Jaques-Henri Lartigue
French, 1894-1986
Website about the artist: www.lartigue.org
Introduction
Photographing for his own innocent pleasure the varied day-to-day activities of his family and friends, Jacques-Henri Lartigue, a child prodigy of the camera, captured the excitements and fragile beauties of La Belle Epoque at the beginning of the century with a striking freshness and authenticity. Richard Avedon has called Lartigue "the most deceptively simple and penetrating photographer in the history ... of that art."

Lartigue was born into an upper-middle-class family in Courbevoie, near Paris. He began to photograph at age seven when he received his first camera, a large 13 x 18 cm affair on a wooden tripod, from his father, an amateur photographer himself. As accompaniment to his photographs, Lartigue kept a diary, illustrated with sketches, in which information regarding the photos was recorded. Upon receiving his first camera, he wrote: "Now I will be able to make portraits of everything ... everything. I know very well that many, many things are going to ask me to have their pictures taken, and I will take them all!" But Lartigue took few posed photographs; his concern lay with seizing the moment as it was speeding by. Ladies of fashion in the Bois de Boulogne, bicycle and early auto races, glider planes and kites were all seen with an instinctive spontaneity and exuberance unimaginable in an older, more sophisticated photographer. For Lartigue was influenced by no one and his pictures existed for his private amusement and that of his family. The world he recorded soon vanished with the arrival of World War I. Lartigue was able to document the end of the old world and the beginning of the new.
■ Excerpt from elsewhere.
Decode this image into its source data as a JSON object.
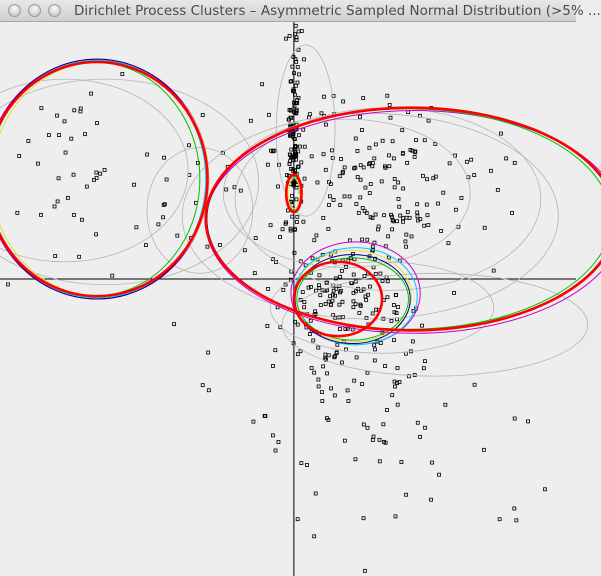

In addition to his black-and-white stills and muted autochromes, Lartigue made several short films in 1913 and 1914. The following year he attended the Académie Julian where he studied under J.-P. Laurens and made his first oil painting. After armed service during the war, Lartigue lost his youthful passion for photography and devoted himself to painting. It is as a painter that he has made his reputation, though he has continued to photograph sporadically, including a series of images of films-inprogress by directors such as Abel Gance, François Truffaut, and Claude Renoir. While his paintings were on display in galleries in New York and Paris, including a major exhibition at Galérie Charpentler in 1939, Lartigue's photographs were closeted. After the publication of a selection of his photographs in Life in 1962, the first public exhibition of these images took place at the Museum of Modern Art in New York in 1963.

Since then a number of books of his photographs have been published and further shows mounted at Photokina, Cologne; the Photographers' Gallery, London; the Neikrug and Witkin galleries, New York; the Museum of Decorative Arts, Paris; and ICP. In 1979 he donated his entire work to the French government.